07/09/2010

A Viagem do Elefante - José Saramago

Em horas tardias e já no seu leito dom João III, rei de Portugal, confidencia a dona Catarina de Áustria, sua esposa, que gostaria de oferecer a seu primo, Maximiliano arquiduque da Áustria e regente de Espanha, vivendo nesse momento em Valladolid, um presente de casamento de acordo com a seu status, pois o que ofertara havia quatro anos atrás não lhe parecia satisfatório, nessa tagarelice dona Catarina exclama e Salomão, Salomão, diz dom João, meio pasmado meio paspalho, sim e se oferecêssemos Salomão o elefante, e assim ficou decidido.
Salomão o elefante vindo das índias iria agora para Viena.
O confronto e choque entre culturas e estratos sociais, Saramago utiliza as personagens para ironizar, criticar conceitos e atitudes.
Após Maximiliano ter recebido o seu presente este muda os nomes as personagens centrais Salomão para a ser solimão e Subhro é agora Fritz, mais uma alusão ao poder do senhorio feudal sobre os seus subordinados, hoje em dia impensável que isto acontece-se.A utilização do cornaca Subhro, de origem indiana, um quase cristão ou um quase hindu, trava com o comandante português disputas religiosas verbais bem ao gosto do autor. Numa passagem do livro os maus ouvidos das populações (estes ouvem a história que Subhro contava sobre o hinduísmo e ganeixa o deus elefante) distorcem a história e exaltam o padre e este tentar exorcizar o elefante, o medo do novo do desconhecido.
A viagem percorre paisagens áridas, mares tumultuosos, caminhos inóspitos, rios suaves, calor, chuva, lama, neve em descrições bem conseguidas com muita mistura de anacronismos utilizando os estrangeirismos como critica.
Na passagem por Pádua é pedido (mais ordenado) a Subhro, ou melhor nesta altura já seria o nosso Fritz, que Solimão faça um milagre e se ajoelhe em frente à basílica com toda a população como testemunha, para reforçar o espírito religioso que estava por esses tempos muito cinzento. Mais uma vez o poder da igreja em fabricar milagres para reforçar a sua posição.
O desfiladeiro de Isarco em nada se compara com o Brenner, este é dez vezes mais perigoso diziam uns outros afirmavam ser vinte vezes mais dificil.

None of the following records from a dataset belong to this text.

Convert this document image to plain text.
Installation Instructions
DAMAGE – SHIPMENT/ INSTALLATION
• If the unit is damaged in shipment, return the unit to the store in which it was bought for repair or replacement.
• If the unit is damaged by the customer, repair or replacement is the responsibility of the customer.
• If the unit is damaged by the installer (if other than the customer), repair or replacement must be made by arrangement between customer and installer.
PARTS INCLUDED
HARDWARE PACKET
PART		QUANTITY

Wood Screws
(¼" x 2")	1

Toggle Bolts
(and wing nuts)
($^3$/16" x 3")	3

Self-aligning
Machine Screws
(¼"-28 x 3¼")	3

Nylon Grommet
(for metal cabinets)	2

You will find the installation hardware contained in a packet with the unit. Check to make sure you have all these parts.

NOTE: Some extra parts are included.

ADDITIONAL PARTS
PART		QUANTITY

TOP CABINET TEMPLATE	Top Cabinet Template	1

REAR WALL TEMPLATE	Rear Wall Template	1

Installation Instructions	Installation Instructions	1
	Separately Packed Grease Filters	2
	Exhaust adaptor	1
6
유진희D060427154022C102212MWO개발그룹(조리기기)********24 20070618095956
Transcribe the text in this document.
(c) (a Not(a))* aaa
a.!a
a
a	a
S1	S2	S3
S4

Travessias feitas com neve e com um intervalo de duas semanas de descanso e felicidade em Bressanone onde como Saramago referencia nada existe para contar pois já o dizia Tolstoi "famílias felizes não tem histórias".
É um conto como o autor lhe chamou, um conto, de leitura divertida, rápida e com muita sabedoria nas entrelinhas, nas linhas e nas palavras, e aqui sim Saramago explora e eleva a nossa língua a nível muito alto.
Um livro muito bom com referências fantásticas, cheio de pormenores deliciosos, a ser lido acompanhado Hexagon 2003 um vinho tinto de aroma complexo e final de boca longo mas fresco.

3 comentários:

Paula disse...

Este foi o único livro que consegui ler de Saramago (até agora, porque vou dar mais oportunidades ao escritor)
Adorei "A viagem do elefante" toda a sua escrita e principalmente a crítica à igreja e à nobreza, mas a certa altura dei comigo a pensar: "este elefante nunca mais chega ao destino" :p

É uma leitura que também aconselho, no entanto tomaria um delicioso coktail daqueles que vêm acompanhados de chapeuzinhos no copo :P
Um abraço Ângelo :)

Unknown disse...

Vocês convenceram-me.
Já está na minha lista de espera (que qualquer dia é maior que a dos hospitais públicos) :)
Abraço

susemad disse...

Uma viagem muito morosa e humorada esta, mas nunca esquecendo o sentido crítico! Uma boa história!